September 2016

Friday, September 2, 2016

Diorama Ruang Lara



Degup ini melambat, badan ini melemah, suhu ini meningkat, dan hati ini merana. Nyatanya arahku belum juga menjauhi gundah dan lalu kapan aku menyapa ikhlas? Ruang ini terlalu lapang untuk aku singgahi sendiri, terlalu luas untuk ku lukis dengan tinta terbatas yang masih mampu ku genggam kuat saat memutuskan pergi. Warna yang tersisa bahkan hanya hitam dan putih, walaupun serupa benar dan salah, namun masih dapat ku tuang dalam satu palet bersamaan dan lahirlah abu sang ragu.
Tangga nada terus berganti dari kotak musik digital yang diprakarsai oleh si-kotak-merah-dan-aksesoris-segitiga-putih-dirahimnya, ruang bersekat ini bahkan bersekongkol seolah-olah digemakannya semua nada itu untuk mendepakku dari apa yang aku sebut topeng kehidupan.
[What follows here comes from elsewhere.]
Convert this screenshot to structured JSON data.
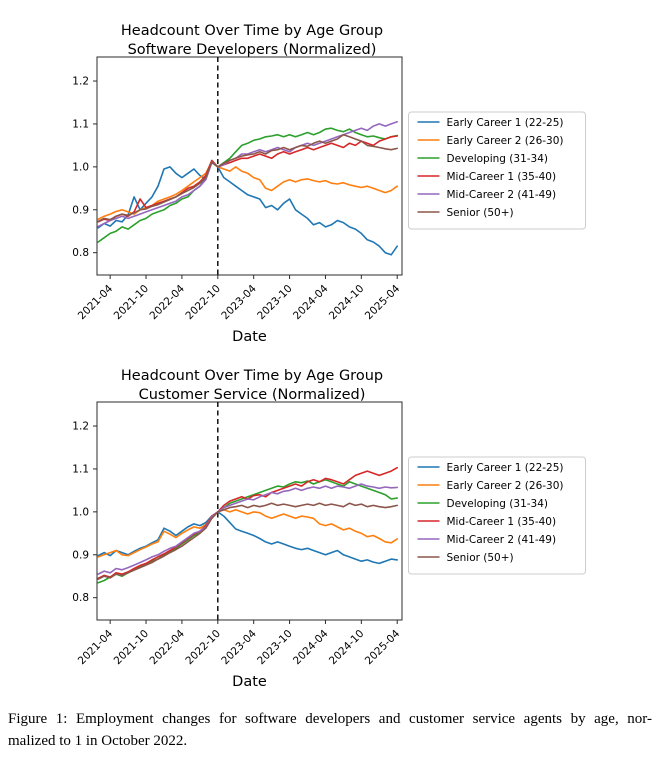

Harus bagaimana memang? Rasanya naïf adalah hal yang benar ketika dikasihani adalah pilihan lain diantaranya dan keramaian adalah tempat pelarian paling sempurna untuk mereka yang naïf.

...
Saat itu, saat langkah pertamaku berlalu dan menghilangkanmu dari pandangan, saat itulah semua kata kehilangan arah, hilang tanpa makna, hilang tenggelam bersama temaram senja. Sayangnya senjaku dibalut oleh hujan rintik-rintik.. sehingga semburat oranyenya terbalut pula oleh awan hitam yang berkabung akan aku.
Hujan, bolehkah aku bertanya akan kamu? Bertanya tentang semua kamuflase yang kau bentuk untuk berduka untukku, semua bulir hujan yang membasuh getir dalam inderaku. Mengapa senang bercengkrama dalam senduku, seolah-olah kau berirama dalam diam untuk merengkuh ruang laraku. Terkadang, ruang ini semakin fana untuk terus disinggahi, semakin maya sekat diantaranya. Bukankah harusnya aku bersenang hati akan kefanaan yang terlahir? Namun ada apa dengan ruang hati dan lara ini? Mengapa senang sekali berirama, seolah berdendang adalah satu-satunya pemuasmu..
Sedangkan,
Dara ini mengaduh dalam gaduh, mengeluh tanpa kawan, berteriak dalam aliran pena, berlari dengan kaki bergeming, hanya untuk mengendus ruang tak bersekat yang hakiki.
...

Saat langkah pertamamu berlalu, saat itulah tubuh kita tak lagi searah.. nampaknya sudah ada persimpangan yang melambaikan tangan bukan? Saatnya berlalu bersama-sama, meraup benih kehidupan untuk diri sendiri dan menjadi baik untuk diri di masa depan. Selamat untuk kamu, akhirnya semua perjuangan akan satu yang lain menapaki titiknya, membuncahkan jawabannya, menuai hasilnya bahwa aku-dan-kamu teramat sulit untuk saling menggenggam-untuk saling berdampingan. Bukankah sekarang waktunya kamu dan aku menerima ini semua? Sudah habis rasanya upayaku untuk tetap bergelung dalam fana, sudah waktunya untuk bangun bukan? Rasanya semua lara ini terhunus, hingga bisa saja mereka pecahkan syaraf sadarku.. namun apa dayaku selain mulai bersua dengan damai dan mulai menapaki kehidupan dengan apa adanya untuk berjalan sendiri.
Andai kamu menemukan aku dalam tulisanku dan bersedia sedikit saja menyelaminya, maka akan kamu dapati bahwa aku telah memaksakan titik equiblirium terbentuk antara kamu dan aku. Terlalu banyak potensi koagulasi didalamnya hingga seberapa banyakpun koloid pelindung yang aku susupkan didalamnya tak pernah membuahkan equiblirium itu sendiri. Rasanya memang aku sudah benar-benar dalam koma terakhirku untuk apa yang kau sebut satu dan yang kusebut titik akhir.
Untukmu,
Terima kasih sudah sudi mampir dalam kompilasi hari pemilik hati ringkih ini. Terima kasih telah memberi tahu aku atas kepemilikan sebongkah hati ini, walau penyadaran akan hal itu datang tepat ketika hati ini kau buat berkeping-keping. Berjanjilah untuk tetap menjadi peneduh lara dan penghangat sendu, walau objekmu tak lagi aku dan kata ganti aku dan kamu tak pernah lagi menjadi kita. Selamat berpetualang wahai kamu pemilik sebagian-aku. Semoga waktu cepat mengembalikan sebagian-aku pada diriku.